International Society For Endangered Cats

A Voice For The Wild Cats of the World

Restoring Wolves Could Help Canada Lynx

Oregon State University researchers have conducted a study showing that growing wolf populations could help Canada Lynx. They say it is possible the decline of lynx in the USA was due to the rise in coyotes, because coyotes decimated the population of snowshoe hares, the main source of food for lynx. If wolf populations had been left intact they probably would have kept coyote numbers down, and snowshoe hare populations could have remained at normal levels. Lynx still would have had enough hares to hunt and eat, so their numbers might not have declined so much.

“Before they were largely extirpated, wolves used to kill coyotes and also disrupt their behaviour through what we call the ‘ecology of fear.’ Coyotes have a flexible, wide-ranging diet, but they really prefer rabbits and hares, and they may also be killling lynx directly,” one of the researchers said. They also say in areas where wolves were reintroduced and began to grow in number, coyote populations were reduced by about half.

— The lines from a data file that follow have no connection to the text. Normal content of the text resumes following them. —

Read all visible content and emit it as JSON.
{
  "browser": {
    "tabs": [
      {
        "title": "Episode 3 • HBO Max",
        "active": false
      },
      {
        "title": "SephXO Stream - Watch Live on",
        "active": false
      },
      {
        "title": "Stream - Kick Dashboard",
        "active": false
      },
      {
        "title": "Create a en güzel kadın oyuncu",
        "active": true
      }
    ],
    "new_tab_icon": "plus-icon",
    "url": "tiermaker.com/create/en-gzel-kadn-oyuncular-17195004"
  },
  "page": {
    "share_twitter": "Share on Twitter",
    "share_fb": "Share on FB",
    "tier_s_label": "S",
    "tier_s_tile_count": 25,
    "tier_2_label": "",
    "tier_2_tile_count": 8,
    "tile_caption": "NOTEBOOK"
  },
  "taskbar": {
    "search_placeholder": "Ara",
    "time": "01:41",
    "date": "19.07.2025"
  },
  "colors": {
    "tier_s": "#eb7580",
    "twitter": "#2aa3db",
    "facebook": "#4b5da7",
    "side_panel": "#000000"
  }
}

Another issue related to the increase in coyotes is the cost to humans incurred when trying to reduce or control their populations. Reportedly this number has reached hundreds of millions of dollars over the years. The presence of wolves in the same habitats is more effective in controlling coyote numbers, and of course this benefit occurs at no cost. So clearly wolves do provide a benefit to the ecosystems they live in, and yet ranchers and some hunters have tried to characterize them as nothing more than pests, or savage beasts that need to be eradicated again.